Call Girls: Private Sex Workers in Australia
by Roberta Perkins and Frances Lovejoy
UWA Press, HK$258
In any serious consideration of Call Girls: Private Sex Workers in Australia, it's important to note that Roberta Perkins is a transsexual. How a man who has had an ornamental approximation of a vagina constructed from mutilated penile tissue can in any way purport to understand what it is to be a woman is not only a monumental insult to women, but farcical. And at no point in this book does Perkins sound like anything other than what he is: a dangerously disturbed man.

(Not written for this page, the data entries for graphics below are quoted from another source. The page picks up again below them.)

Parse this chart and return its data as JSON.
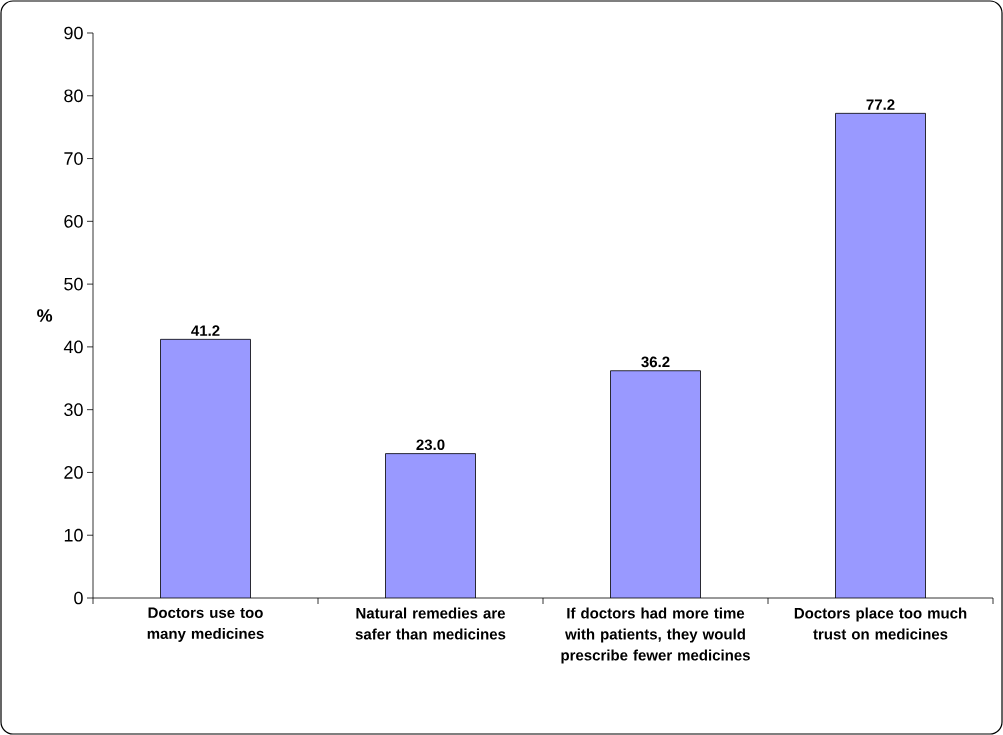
{
  "chart_data": {
    "type": "bar",
    "ylabel": "%",
    "categories": [
      "Doctors use too many medicines",
      "Natural remedies are safer than medicines",
      "If doctors had more time with patients, they would prescribe fewer medicines",
      "Doctors place too much trust on medicines"
    ],
    "values": [
      41.2,
      23.0,
      36.2,
      77.2
    ],
    "value_labels": [
      "41.2",
      "23.0",
      "36.2",
      "77.2"
    ],
    "color": "#9999ff",
    "ylim": [
      0,
      90
    ],
    "yticks": [
      0,
      10,
      20,
      30,
      40,
      50,
      60,
      70,
      80,
      90
    ]
  }
}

'Far removed from the moralising 'victim' stereotypes,' reads the back cover, 'Call Girls ... will surprise and change the preconceived notions of many readers.' Other than the fact that notions are, by definition, preconceived, the only people who could possibly be surprised by this book are: (a) those who believe the fundamental dissociation, reductionism and exploitation implicit in prostitution cannot, in any way, be rightly classified as legitimate work; and (b) those who believe sex acts between adults and children under 12 are uniformly 'negative' experiences.

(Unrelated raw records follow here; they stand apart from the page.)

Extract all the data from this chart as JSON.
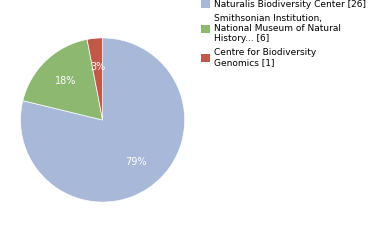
{
  "slices": [
    26,
    6,
    1
  ],
  "colors": [
    "#a8b8d8",
    "#8db870",
    "#c0594a"
  ],
  "startangle": 90,
  "counterclock": false,
  "pctdistance": 0.65,
  "background_color": "#ffffff",
  "legend_entries": [
    "Naturalis Biodiversity Center [26]",
    "Smithsonian Institution,\nNational Museum of Natural\nHistory... [6]",
    "Centre for Biodiversity\nGenomics [1]"
  ],
  "fontsize_legend": 6.5,
  "fontsize_pct": 7
}
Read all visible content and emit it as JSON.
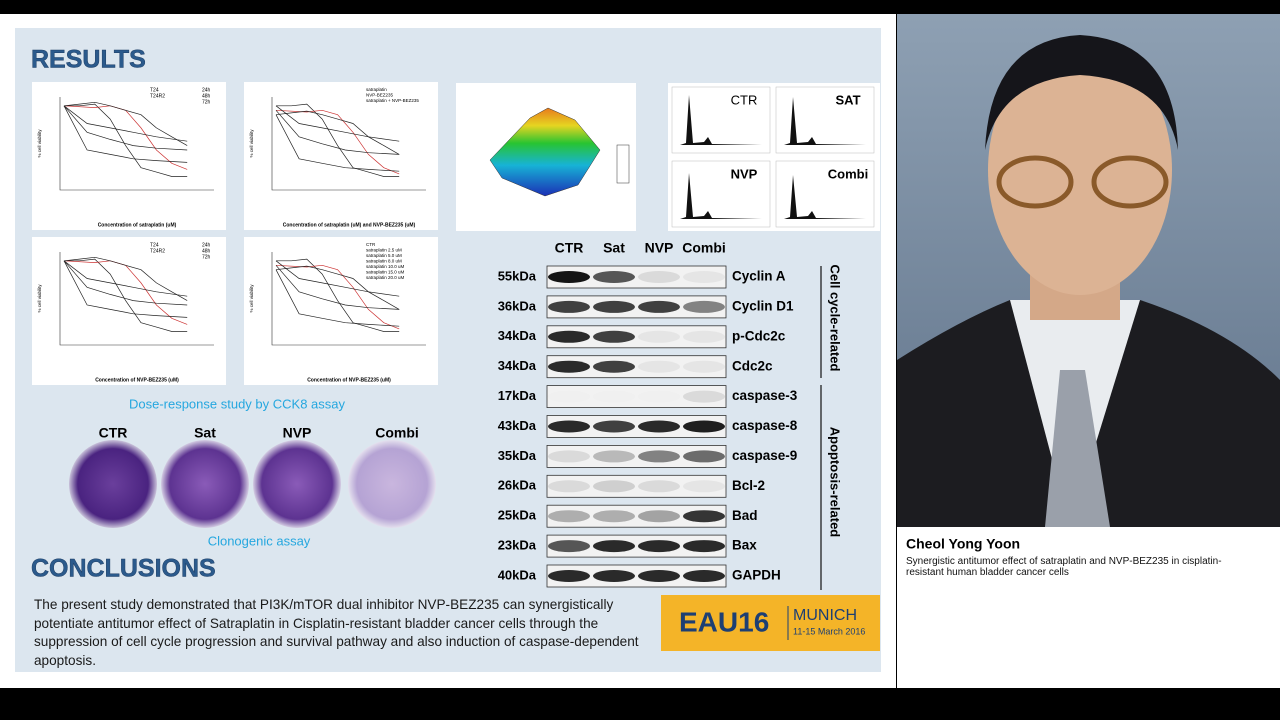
{
  "results": {
    "title": "RESULTS"
  },
  "viability_charts": [
    {
      "legend_cells": [
        "T24",
        "T24R2"
      ],
      "legend_times": [
        "24h",
        "48h",
        "72h"
      ],
      "y_label": "% cell viability",
      "x_label": "Concentration of satraplatin (uM)"
    },
    {
      "legend": [
        "satraplatin",
        "NVP-BEZ235",
        "satraplatin + NVP-BEZ235"
      ],
      "y_label": "% cell viability",
      "x_label": "Concentration of satraplatin (uM) and NVP-BEZ235 (uM)"
    },
    {
      "legend_cells": [
        "T24",
        "T24R2"
      ],
      "legend_times": [
        "24h",
        "48h",
        "72h"
      ],
      "y_label": "% cell viability",
      "x_label": "Concentration of NVP-BEZ235 (uM)"
    },
    {
      "legend": [
        "CTR",
        "satraplatin 2.5 uM",
        "satraplatin 5.0 uM",
        "satraplatin 8.0 uM",
        "satraplatin 10.0 uM",
        "satraplatin 15.0 uM",
        "satraplatin 20.0 uM"
      ],
      "y_label": "% cell viability",
      "x_label": "Concentration of NVP-BEZ235 (uM)"
    }
  ],
  "flow_panels": [
    "CTR",
    "SAT",
    "NVP",
    "Combi"
  ],
  "dose_caption": "Dose-response study by CCK8 assay",
  "clonogenic": {
    "labels": [
      "CTR",
      "Sat",
      "NVP",
      "Combi"
    ],
    "caption": "Clonogenic assay"
  },
  "blot": {
    "lanes": [
      "CTR",
      "Sat",
      "NVP",
      "Combi"
    ],
    "rows": [
      {
        "kda": "55kDa",
        "protein": "Cyclin A"
      },
      {
        "kda": "36kDa",
        "protein": "Cyclin D1"
      },
      {
        "kda": "34kDa",
        "protein": "p-Cdc2c"
      },
      {
        "kda": "34kDa",
        "protein": "Cdc2c"
      },
      {
        "kda": "17kDa",
        "protein": "caspase-3"
      },
      {
        "kda": "43kDa",
        "protein": "caspase-8"
      },
      {
        "kda": "35kDa",
        "protein": "caspase-9"
      },
      {
        "kda": "26kDa",
        "protein": "Bcl-2"
      },
      {
        "kda": "25kDa",
        "protein": "Bad"
      },
      {
        "kda": "23kDa",
        "protein": "Bax"
      },
      {
        "kda": "40kDa",
        "protein": "GAPDH"
      }
    ],
    "groups": [
      "Cell cycle-related",
      "Apoptosis-related"
    ]
  },
  "conclusions": {
    "title": "CONCLUSIONS",
    "text": "The present study demonstrated that PI3K/mTOR dual inhibitor NVP-BEZ235 can synergistically potentiate antitumor effect of Satraplatin in Cisplatin-resistant bladder cancer cells through the suppression of cell cycle progression and survival pathway and also induction of caspase-dependent apoptosis."
  },
  "logo": {
    "brand": "EAU16",
    "city": "MUNICH",
    "dates": "11-15 March 2016"
  },
  "speaker": {
    "name": "Cheol Yong Yoon",
    "talk_title": "Synergistic antitumor effect of satraplatin and NVP-BEZ235 in cisplatin-resistant human bladder cancer cells"
  }
}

'From a modern feminist perspective the term 'prostitute' then reflects a positive attribute,' Perkins and Frances Lovejoy write, 'referring as it does to those women who chose independence over being controlled by men ... Politically inclined sex workers have recently reappropriated the words 'prostitute' and 'whore' as a means of empowerment.'
What the authors fail to mention is that the word 'prostitute' doesn't mean empowerment in any language. The definition? According to the Oxford English Dictionary: To 'sell (one's honour etc) unworthily, put (abilities etc) to wrong use, debase'. Its synonyms? Abuse, cheapen, corrupt, demean, devalue, misapply, misemploy, misuse, vitiate and whore. Like blacks who refer to themselves as 'niggaz', women who interpret the word 'prostitute' as positive have not only normalised unacceptable abuse, but continue to perpetrate it.